I leaned back against the headboard again, my body weary but slightly more energized. The room was silent for a moment, a thin veil of understanding hanging in the air. I was not alone in this battle. I had allies even in these darkest of times.

"I'm not sure what to do, Severa," I admitted softly. It was the first time I had voiced my doubts aloud since this whole ordeal began. "I feel... lost."

She paused, her eyes thoughtful. "No one expects you to have all the answers, Wilhelmina," she replied, leaning against the foot of my bed. "And it's okay to be afraid, it's okay to feel overwhelmed. But remember that you're not alone in this. We're here for you."

Those words echoed in my ears. I was not alone. I wasn't sure if it was the ossobuco or her words that filled me with a newfound sense of strength and determination. Maybe it was both.

"Thank you, Severa," I said, my voice steady for the first time in days.

"Isn't that what best friends are for?" she suggested, her eyes shining with kindness. "Why don't we take a stroll or try something? I'm guessing you haven't ventured beyond the walls of your house in some time."

I nodded slowly, the thought of leaving my own brooding haven both daunting and refreshing. A small, fragile flame of hope began to flicker within me. "A stroll sounds nice," I finally conceded, making Severa's face light up.

She rushed me out of bed and hastily chose an outfit for me to wear. A simple day dress in the softest shade of lavender that had been languishing in my wardrobe for months. She helped me tie a pair of matching laces around my waist, fastening it into a loose bow.
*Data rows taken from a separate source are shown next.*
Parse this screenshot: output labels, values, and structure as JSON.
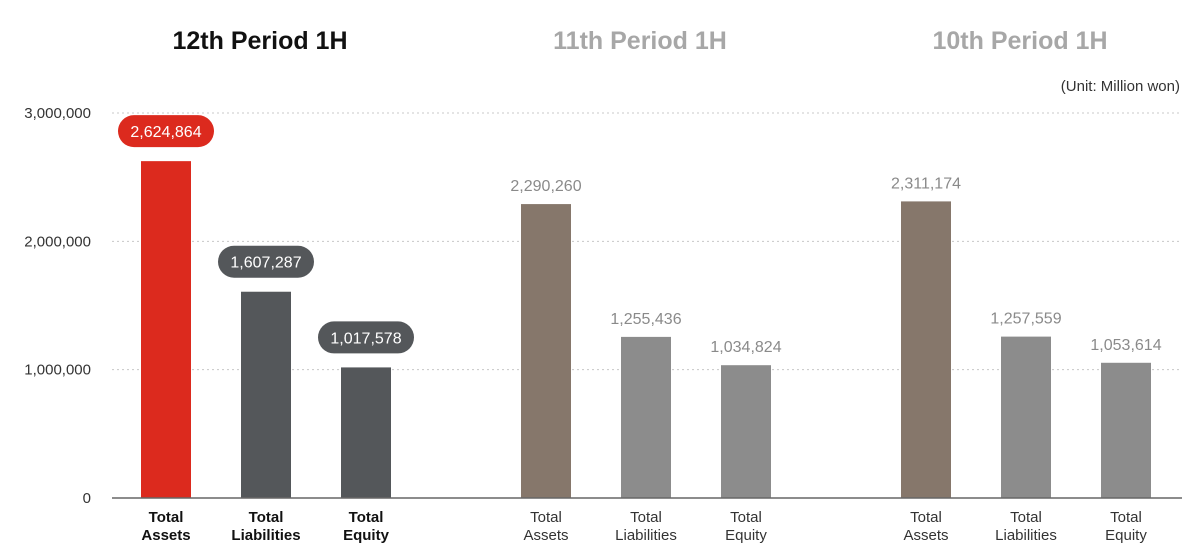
{
  "chart_data": {
    "type": "bar",
    "unit": "(Unit: Million won)",
    "ylim": [
      0,
      3000000
    ],
    "y_ticks": [
      {
        "value": 0,
        "label": "0"
      },
      {
        "value": 1000000,
        "label": "1,000,000"
      },
      {
        "value": 2000000,
        "label": "2,000,000"
      },
      {
        "value": 3000000,
        "label": "3,000,000"
      }
    ],
    "grid": true,
    "groups": [
      {
        "title": "12th Period 1H",
        "highlight": true,
        "bars": [
          {
            "category": "Total Assets",
            "value": 2624864,
            "label": "2,624,864",
            "color": "#dc2a1e"
          },
          {
            "category": "Total Liabilities",
            "value": 1607287,
            "label": "1,607,287",
            "color": "#54575a"
          },
          {
            "category": "Total Equity",
            "value": 1017578,
            "label": "1,017,578",
            "color": "#54575a"
          }
        ]
      },
      {
        "title": "11th Period 1H",
        "highlight": false,
        "bars": [
          {
            "category": "Total Assets",
            "value": 2290260,
            "label": "2,290,260",
            "color": "#86776b"
          },
          {
            "category": "Total Liabilities",
            "value": 1255436,
            "label": "1,255,436",
            "color": "#8c8c8c"
          },
          {
            "category": "Total Equity",
            "value": 1034824,
            "label": "1,034,824",
            "color": "#8c8c8c"
          }
        ]
      },
      {
        "title": "10th Period 1H",
        "highlight": false,
        "bars": [
          {
            "category": "Total Assets",
            "value": 2311174,
            "label": "2,311,174",
            "color": "#86776b"
          },
          {
            "category": "Total Liabilities",
            "value": 1257559,
            "label": "1,257,559",
            "color": "#8c8c8c"
          },
          {
            "category": "Total Equity",
            "value": 1053614,
            "label": "1,053,614",
            "color": "#8c8c8c"
          }
        ]
      }
    ]
  },
  "colors": {
    "accent": "#dc2a1e",
    "bubble_dark": "#54575a",
    "title_active": "#111111",
    "title_inactive": "#a7a7a7",
    "value_inactive": "#8a8a8a",
    "category_active": "#111111",
    "category_inactive": "#333333"
  }
}
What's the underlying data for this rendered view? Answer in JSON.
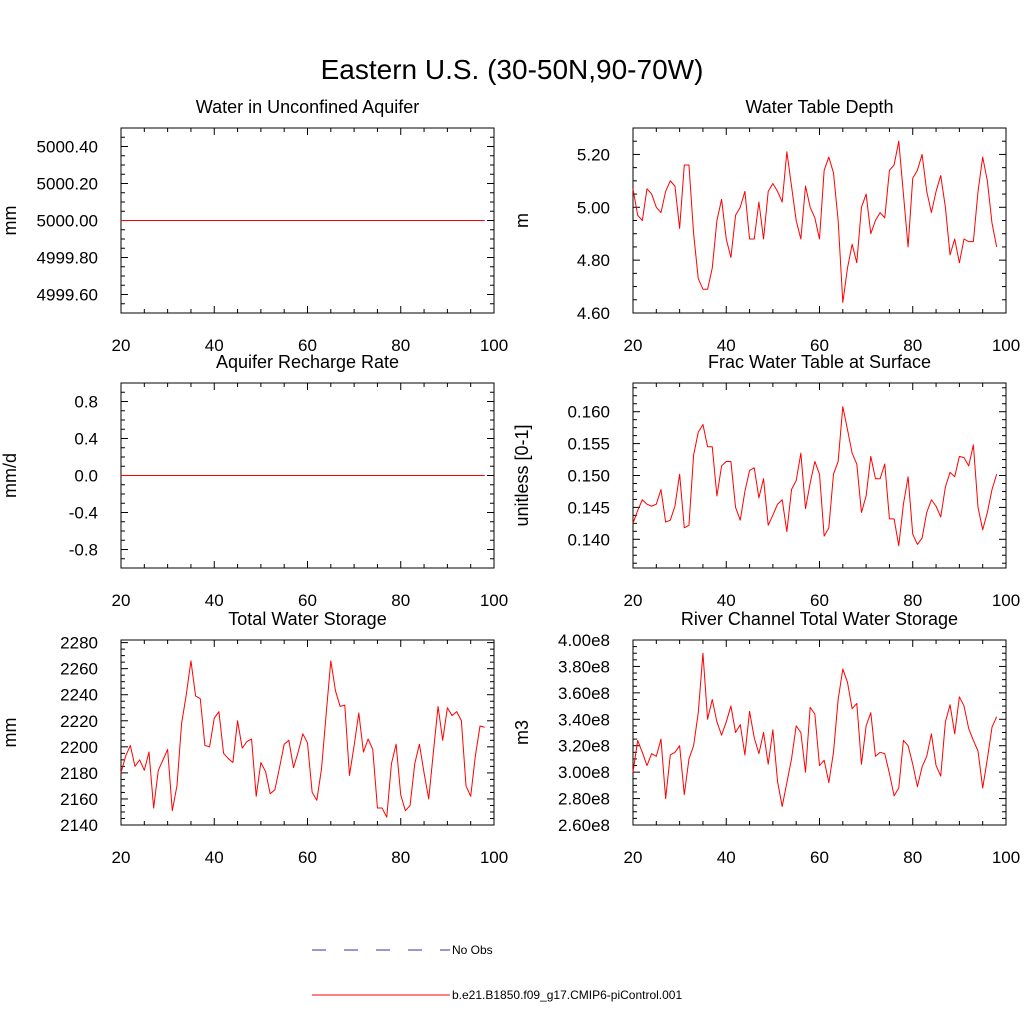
{
  "figure_title": "Eastern U.S. (30-50N,90-70W)",
  "colors": {
    "model": "#ff0000",
    "obs": "#3333aa",
    "axis": "#000000"
  },
  "legend": {
    "obs_label": "No Obs",
    "model_label": "b.e21.B1850.f09_g17.CMIP6-piControl.001"
  },
  "chart_data": [
    {
      "type": "line",
      "title": "Water in Unconfined Aquifer",
      "xlabel": "",
      "ylabel": "mm",
      "xlim": [
        20,
        100
      ],
      "ylim": [
        4999.5,
        5000.5
      ],
      "x_ticks": [
        20,
        40,
        60,
        80,
        100
      ],
      "x_tick_labels": [
        "20",
        "40",
        "60",
        "80",
        "100"
      ],
      "y_ticks": [
        4999.6,
        4999.8,
        5000.0,
        5000.2,
        5000.4
      ],
      "y_tick_labels": [
        "4999.60",
        "4999.80",
        "5000.00",
        "5000.20",
        "5000.40"
      ],
      "series": [
        {
          "name": "b.e21.B1850.f09_g17.CMIP6-piControl.001",
          "x_start": 20,
          "x_step": 2,
          "values": [
            5000,
            5000,
            5000,
            5000,
            5000,
            5000,
            5000,
            5000,
            5000,
            5000,
            5000,
            5000,
            5000,
            5000,
            5000,
            5000,
            5000,
            5000,
            5000,
            5000,
            5000,
            5000,
            5000,
            5000,
            5000,
            5000,
            5000,
            5000,
            5000,
            5000,
            5000,
            5000,
            5000,
            5000,
            5000,
            5000,
            5000,
            5000,
            5000,
            5000
          ]
        }
      ]
    },
    {
      "type": "line",
      "title": "Water Table Depth",
      "xlabel": "",
      "ylabel": "m",
      "xlim": [
        20,
        100
      ],
      "ylim": [
        4.6,
        5.3
      ],
      "x_ticks": [
        20,
        40,
        60,
        80,
        100
      ],
      "x_tick_labels": [
        "20",
        "40",
        "60",
        "80",
        "100"
      ],
      "y_ticks": [
        4.6,
        4.8,
        5.0,
        5.2
      ],
      "y_tick_labels": [
        "4.60",
        "4.80",
        "5.00",
        "5.20"
      ],
      "series": [
        {
          "name": "b.e21.B1850.f09_g17.CMIP6-piControl.001",
          "x_start": 20,
          "x_step": 1,
          "values": [
            5.07,
            4.97,
            4.95,
            5.07,
            5.05,
            5.0,
            4.98,
            5.06,
            5.1,
            5.08,
            4.92,
            5.16,
            5.16,
            4.9,
            4.73,
            4.69,
            4.69,
            4.77,
            4.95,
            5.03,
            4.88,
            4.81,
            4.97,
            5.0,
            5.06,
            4.88,
            4.88,
            5.02,
            4.88,
            5.06,
            5.09,
            5.06,
            5.02,
            5.21,
            5.08,
            4.95,
            4.88,
            5.08,
            5.0,
            4.96,
            4.88,
            5.14,
            5.19,
            5.13,
            4.95,
            4.64,
            4.77,
            4.86,
            4.79,
            5.0,
            5.05,
            4.9,
            4.95,
            4.98,
            4.96,
            5.14,
            5.16,
            5.25,
            5.05,
            4.85,
            5.11,
            5.14,
            5.2,
            5.06,
            4.98,
            5.06,
            5.12,
            5.0,
            4.82,
            4.88,
            4.79,
            4.88,
            4.87,
            4.87,
            5.06,
            5.19,
            5.1,
            4.94,
            4.85
          ]
        }
      ]
    },
    {
      "type": "line",
      "title": "Aquifer Recharge Rate",
      "xlabel": "",
      "ylabel": "mm/d",
      "xlim": [
        20,
        100
      ],
      "ylim": [
        -1.0,
        1.0
      ],
      "x_ticks": [
        20,
        40,
        60,
        80,
        100
      ],
      "x_tick_labels": [
        "20",
        "40",
        "60",
        "80",
        "100"
      ],
      "y_ticks": [
        -0.8,
        -0.4,
        0.0,
        0.4,
        0.8
      ],
      "y_tick_labels": [
        "-0.8",
        "-0.4",
        "0.0",
        "0.4",
        "0.8"
      ],
      "series": [
        {
          "name": "b.e21.B1850.f09_g17.CMIP6-piControl.001",
          "x_start": 20,
          "x_step": 2,
          "values": [
            0,
            0,
            0,
            0,
            0,
            0,
            0,
            0,
            0,
            0,
            0,
            0,
            0,
            0,
            0,
            0,
            0,
            0,
            0,
            0,
            0,
            0,
            0,
            0,
            0,
            0,
            0,
            0,
            0,
            0,
            0,
            0,
            0,
            0,
            0,
            0,
            0,
            0,
            0,
            0
          ]
        }
      ]
    },
    {
      "type": "line",
      "title": "Frac Water Table at Surface",
      "xlabel": "",
      "ylabel": "unitless [0-1]",
      "xlim": [
        20,
        100
      ],
      "ylim": [
        0.1355,
        0.1645
      ],
      "x_ticks": [
        20,
        40,
        60,
        80,
        100
      ],
      "x_tick_labels": [
        "20",
        "40",
        "60",
        "80",
        "100"
      ],
      "y_ticks": [
        0.14,
        0.145,
        0.15,
        0.155,
        0.16
      ],
      "y_tick_labels": [
        "0.140",
        "0.145",
        "0.150",
        "0.155",
        "0.160"
      ],
      "series": [
        {
          "name": "b.e21.B1850.f09_g17.CMIP6-piControl.001",
          "x_start": 20,
          "x_step": 1,
          "values": [
            0.1425,
            0.1445,
            0.1462,
            0.1455,
            0.1452,
            0.1455,
            0.1478,
            0.1427,
            0.143,
            0.1452,
            0.1502,
            0.1418,
            0.1422,
            0.1532,
            0.1568,
            0.158,
            0.1545,
            0.1545,
            0.1468,
            0.1515,
            0.1522,
            0.1522,
            0.145,
            0.143,
            0.1475,
            0.1508,
            0.1512,
            0.1465,
            0.1495,
            0.1422,
            0.1438,
            0.1455,
            0.1462,
            0.1412,
            0.1478,
            0.1492,
            0.1535,
            0.1448,
            0.1488,
            0.1522,
            0.1502,
            0.1405,
            0.1418,
            0.1502,
            0.1522,
            0.1608,
            0.1572,
            0.1535,
            0.1518,
            0.1442,
            0.1468,
            0.153,
            0.1495,
            0.1495,
            0.1518,
            0.1432,
            0.1432,
            0.139,
            0.1455,
            0.1498,
            0.1408,
            0.1392,
            0.1402,
            0.1442,
            0.1462,
            0.1452,
            0.1435,
            0.1482,
            0.1505,
            0.1498,
            0.153,
            0.1528,
            0.1515,
            0.1548,
            0.145,
            0.1415,
            0.1442,
            0.1478,
            0.1502
          ]
        }
      ]
    },
    {
      "type": "line",
      "title": "Total Water Storage",
      "xlabel": "",
      "ylabel": "mm",
      "xlim": [
        20,
        100
      ],
      "ylim": [
        2140,
        2282
      ],
      "x_ticks": [
        20,
        40,
        60,
        80,
        100
      ],
      "x_tick_labels": [
        "20",
        "40",
        "60",
        "80",
        "100"
      ],
      "y_ticks": [
        2140,
        2160,
        2180,
        2200,
        2220,
        2240,
        2260,
        2280
      ],
      "y_tick_labels": [
        "2140",
        "2160",
        "2180",
        "2200",
        "2220",
        "2240",
        "2260",
        "2280"
      ],
      "series": [
        {
          "name": "b.e21.B1850.f09_g17.CMIP6-piControl.001",
          "x_start": 20,
          "x_step": 1,
          "values": [
            2180,
            2193,
            2201,
            2185,
            2190,
            2182,
            2196,
            2153,
            2182,
            2190,
            2198,
            2151,
            2170,
            2218,
            2240,
            2266,
            2239,
            2237,
            2201,
            2200,
            2222,
            2227,
            2195,
            2191,
            2188,
            2220,
            2199,
            2204,
            2206,
            2162,
            2188,
            2181,
            2164,
            2167,
            2184,
            2202,
            2205,
            2184,
            2196,
            2210,
            2203,
            2165,
            2159,
            2183,
            2225,
            2266,
            2243,
            2231,
            2232,
            2178,
            2201,
            2226,
            2196,
            2206,
            2198,
            2153,
            2153,
            2146,
            2187,
            2202,
            2163,
            2151,
            2155,
            2187,
            2202,
            2180,
            2160,
            2196,
            2231,
            2205,
            2230,
            2224,
            2227,
            2220,
            2170,
            2162,
            2193,
            2216,
            2215
          ]
        }
      ]
    },
    {
      "type": "line",
      "title": "River Channel Total Water Storage",
      "xlabel": "",
      "ylabel": "m3",
      "xlim": [
        20,
        100
      ],
      "ylim": [
        260000000.0,
        400000000.0
      ],
      "x_ticks": [
        20,
        40,
        60,
        80,
        100
      ],
      "x_tick_labels": [
        "20",
        "40",
        "60",
        "80",
        "100"
      ],
      "y_ticks": [
        260000000.0,
        280000000.0,
        300000000.0,
        320000000.0,
        340000000.0,
        360000000.0,
        380000000.0,
        400000000.0
      ],
      "y_tick_labels": [
        "2.60e8",
        "2.80e8",
        "3.00e8",
        "3.20e8",
        "3.40e8",
        "3.60e8",
        "3.80e8",
        "4.00e8"
      ],
      "series": [
        {
          "name": "b.e21.B1850.f09_g17.CMIP6-piControl.001",
          "x_start": 20,
          "x_step": 1,
          "values": [
            300000000.0,
            324000000.0,
            315000000.0,
            305000000.0,
            314000000.0,
            312000000.0,
            325000000.0,
            280000000.0,
            313000000.0,
            315000000.0,
            320000000.0,
            283000000.0,
            310000000.0,
            320000000.0,
            345000000.0,
            390000000.0,
            340000000.0,
            355000000.0,
            338000000.0,
            328000000.0,
            338000000.0,
            350000000.0,
            330000000.0,
            336000000.0,
            313000000.0,
            346000000.0,
            326000000.0,
            314000000.0,
            330000000.0,
            306000000.0,
            332000000.0,
            293000000.0,
            274000000.0,
            292000000.0,
            310000000.0,
            335000000.0,
            330000000.0,
            300000000.0,
            349000000.0,
            344000000.0,
            305000000.0,
            309000000.0,
            292000000.0,
            315000000.0,
            355000000.0,
            378000000.0,
            368000000.0,
            348000000.0,
            352000000.0,
            306000000.0,
            335000000.0,
            345000000.0,
            312000000.0,
            315000000.0,
            314000000.0,
            299000000.0,
            282000000.0,
            288000000.0,
            324000000.0,
            320000000.0,
            306000000.0,
            289000000.0,
            304000000.0,
            312000000.0,
            329000000.0,
            305000000.0,
            297000000.0,
            338000000.0,
            351000000.0,
            329000000.0,
            357000000.0,
            350000000.0,
            333000000.0,
            324000000.0,
            316000000.0,
            288000000.0,
            310000000.0,
            334000000.0,
            342000000.0
          ]
        }
      ]
    }
  ]
}
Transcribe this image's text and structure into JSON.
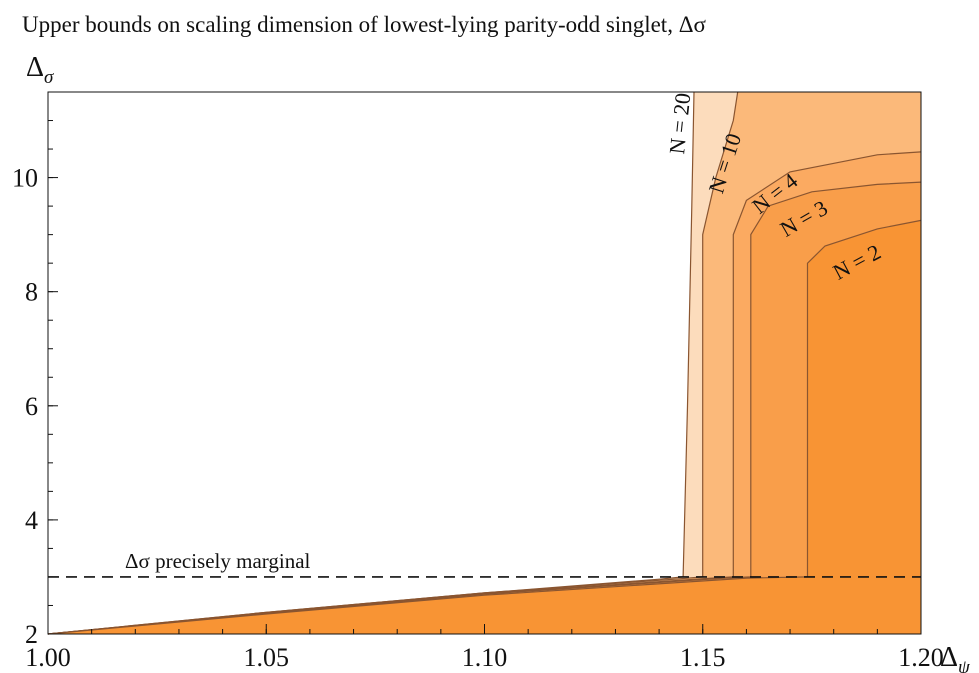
{
  "chart_data": {
    "type": "area",
    "title": "Upper bounds on scaling dimension of lowest-lying parity-odd singlet, Δσ",
    "xlabel": "Δψ",
    "ylabel": "Δσ",
    "xlim": [
      1.0,
      1.2
    ],
    "ylim": [
      2.0,
      11.5
    ],
    "x_ticks": [
      "1.00",
      "1.05",
      "1.10",
      "1.15",
      "1.20"
    ],
    "y_ticks": [
      "2",
      "4",
      "6",
      "8",
      "10"
    ],
    "annotation": "Δσ precisely marginal",
    "marginal_y": 3.0,
    "series": [
      {
        "name": "N = 20",
        "color": "#fcdcbc",
        "points": [
          [
            1.0,
            2.0
          ],
          [
            1.05,
            2.38
          ],
          [
            1.1,
            2.72
          ],
          [
            1.14,
            2.96
          ],
          [
            1.1455,
            3.0
          ],
          [
            1.1465,
            6.0
          ],
          [
            1.1475,
            9.5
          ],
          [
            1.148,
            11.5
          ]
        ]
      },
      {
        "name": "N = 10",
        "color": "#fbb97a",
        "points": [
          [
            1.0,
            2.0
          ],
          [
            1.05,
            2.38
          ],
          [
            1.1,
            2.72
          ],
          [
            1.145,
            2.97
          ],
          [
            1.15,
            3.0
          ],
          [
            1.15,
            9.0
          ],
          [
            1.153,
            10.0
          ],
          [
            1.157,
            11.0
          ],
          [
            1.158,
            11.5
          ]
        ]
      },
      {
        "name": "N = 4",
        "color": "#fbaa61",
        "points": [
          [
            1.0,
            2.0
          ],
          [
            1.05,
            2.37
          ],
          [
            1.1,
            2.71
          ],
          [
            1.15,
            2.97
          ],
          [
            1.157,
            3.0
          ],
          [
            1.157,
            9.0
          ],
          [
            1.16,
            9.6
          ],
          [
            1.17,
            10.1
          ],
          [
            1.19,
            10.4
          ],
          [
            1.2,
            10.45
          ]
        ]
      },
      {
        "name": "N = 3",
        "color": "#f99e4a",
        "points": [
          [
            1.0,
            2.0
          ],
          [
            1.05,
            2.36
          ],
          [
            1.1,
            2.7
          ],
          [
            1.155,
            2.98
          ],
          [
            1.161,
            3.0
          ],
          [
            1.161,
            9.0
          ],
          [
            1.165,
            9.5
          ],
          [
            1.175,
            9.75
          ],
          [
            1.19,
            9.88
          ],
          [
            1.2,
            9.92
          ]
        ]
      },
      {
        "name": "N = 2",
        "color": "#f89434",
        "points": [
          [
            1.0,
            2.0
          ],
          [
            1.05,
            2.35
          ],
          [
            1.1,
            2.68
          ],
          [
            1.16,
            2.98
          ],
          [
            1.174,
            3.0
          ],
          [
            1.174,
            8.5
          ],
          [
            1.178,
            8.8
          ],
          [
            1.19,
            9.1
          ],
          [
            1.2,
            9.25
          ]
        ]
      }
    ]
  }
}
"There," she said, stepping back to admire her work. "You look beautiful."

She ushered me towards the mirror. A face with the shape of a heart, framed by delicate white curls that seemed to resemble the color of pearls, looked back at me from the mirror. The person in the reflection felt like a stranger - someone who still had some glimmer of hope left in their vivid ruby eyes.

Severa took my arm, and we slowly made our way out of the room, down the grand oak staircase, and out of the house. I winced a bit at the light of the setting sun, unaccustomed to the outside world after so many dark days spent in my room. But with Severa by my side, I found myself more at ease.

N/A: For those who don't know what ossobuco is. It is a specialty of Lombard cuisine of cross-cut veal shanks braised with vegetables, white wine, and broth.